Maureen was also asked to comment on Hangey v. Husqvarna, Pa. Super. Ct. (March 8, 2021), a case involving proper venue in a civil case. After the trial court ruled that venue in Philadelphia was not proper because the defendant’s contacts did not satisfy the “quantity” prong of the venue analysis, an en banc panel of the Superior Court reversed. Finding that the trial court erred in relying too heavily on evidence of the percentage of the defendant’s business in Philadelphia, and that the overall percentage of revenue a company earns in a given county can no longer be considered dispositive in terms of deciding proper venue, the Court found that Defendant’s contacts satisfied the quantity prong of the venue test.

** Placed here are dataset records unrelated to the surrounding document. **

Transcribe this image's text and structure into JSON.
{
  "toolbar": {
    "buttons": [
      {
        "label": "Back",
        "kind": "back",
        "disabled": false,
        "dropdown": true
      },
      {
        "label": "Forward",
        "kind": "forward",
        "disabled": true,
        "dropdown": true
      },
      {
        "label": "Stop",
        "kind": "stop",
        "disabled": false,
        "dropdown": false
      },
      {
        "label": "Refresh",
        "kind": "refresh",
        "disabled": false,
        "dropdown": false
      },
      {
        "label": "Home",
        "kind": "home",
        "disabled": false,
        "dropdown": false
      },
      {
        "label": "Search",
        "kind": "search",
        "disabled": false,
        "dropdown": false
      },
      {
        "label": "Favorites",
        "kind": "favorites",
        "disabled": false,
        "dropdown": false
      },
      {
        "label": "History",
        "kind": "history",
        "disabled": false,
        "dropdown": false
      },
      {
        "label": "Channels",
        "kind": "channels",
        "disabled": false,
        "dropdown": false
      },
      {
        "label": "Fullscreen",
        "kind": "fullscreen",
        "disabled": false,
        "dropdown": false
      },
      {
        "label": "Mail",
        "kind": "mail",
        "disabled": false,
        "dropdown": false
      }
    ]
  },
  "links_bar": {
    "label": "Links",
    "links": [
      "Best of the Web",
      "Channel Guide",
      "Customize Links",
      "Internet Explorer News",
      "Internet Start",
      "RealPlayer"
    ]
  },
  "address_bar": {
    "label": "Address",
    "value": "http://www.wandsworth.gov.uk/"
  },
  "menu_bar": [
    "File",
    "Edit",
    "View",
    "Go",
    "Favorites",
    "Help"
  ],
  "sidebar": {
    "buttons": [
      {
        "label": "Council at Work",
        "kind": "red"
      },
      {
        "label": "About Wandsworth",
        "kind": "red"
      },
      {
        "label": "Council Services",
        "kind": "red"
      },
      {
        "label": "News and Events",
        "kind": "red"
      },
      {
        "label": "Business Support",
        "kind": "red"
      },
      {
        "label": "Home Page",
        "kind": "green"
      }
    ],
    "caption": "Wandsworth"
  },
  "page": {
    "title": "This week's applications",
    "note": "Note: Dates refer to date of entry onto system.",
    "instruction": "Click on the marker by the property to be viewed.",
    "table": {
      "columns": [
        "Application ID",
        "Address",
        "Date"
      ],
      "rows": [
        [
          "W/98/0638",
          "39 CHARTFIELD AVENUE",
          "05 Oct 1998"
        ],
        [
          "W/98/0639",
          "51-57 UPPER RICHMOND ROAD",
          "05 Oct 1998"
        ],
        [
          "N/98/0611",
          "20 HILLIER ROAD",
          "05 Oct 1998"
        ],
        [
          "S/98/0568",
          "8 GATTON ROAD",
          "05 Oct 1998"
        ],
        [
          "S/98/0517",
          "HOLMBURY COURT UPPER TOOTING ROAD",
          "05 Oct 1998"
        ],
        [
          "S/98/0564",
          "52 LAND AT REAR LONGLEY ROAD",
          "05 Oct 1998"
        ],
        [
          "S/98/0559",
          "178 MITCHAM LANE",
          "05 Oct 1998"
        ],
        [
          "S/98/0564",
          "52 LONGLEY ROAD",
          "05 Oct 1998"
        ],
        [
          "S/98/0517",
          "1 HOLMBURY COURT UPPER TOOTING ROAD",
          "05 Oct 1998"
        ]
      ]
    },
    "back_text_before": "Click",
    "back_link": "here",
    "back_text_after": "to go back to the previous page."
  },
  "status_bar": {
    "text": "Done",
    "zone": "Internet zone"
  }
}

Maureen explained how the Hangey decision, as it currently stands, “gives plaintiffs who are suing defendants with significant revenue a greater ability to choose their venue, whether that’s Philadelphia or elsewhere.”
At Lamb McErlane, Maureen is co-chair of the firm’s Appellate Department and member of Lamb McErlane’s Litigation Department and the Firm’s Executive Committee. She concentrates her practice on appellate law and commercial litigation in state and federal courts. She was recently appointed co-chair for the Pennsylvania Bar Association’s (PBA) Appellate Advocacy Committee.
Maureen is also a member of the Civil Procedural Rules Committee, which was established by the Supreme Court of Pennsylvania in 1937. She served on the Pennsylvania Supreme Court’s Rules of Evidence Committee where she served as Chair from 2016-2018 and on the Board of the Lawyers’ Fund for Client Security from 2005-2009. In addition, she completed a six-year term as a Hearing Committee member serving the Disciplinary Board of the Supreme Court of Pennsylvania. In the community, Maureen recently completed a nine-year term on the Board of Friends Association for the Care and Protection of Children, a non-profit organization dedicated to helping homeless or near homeless families in Chester County stabilize their lives and find or maintain permanent housing.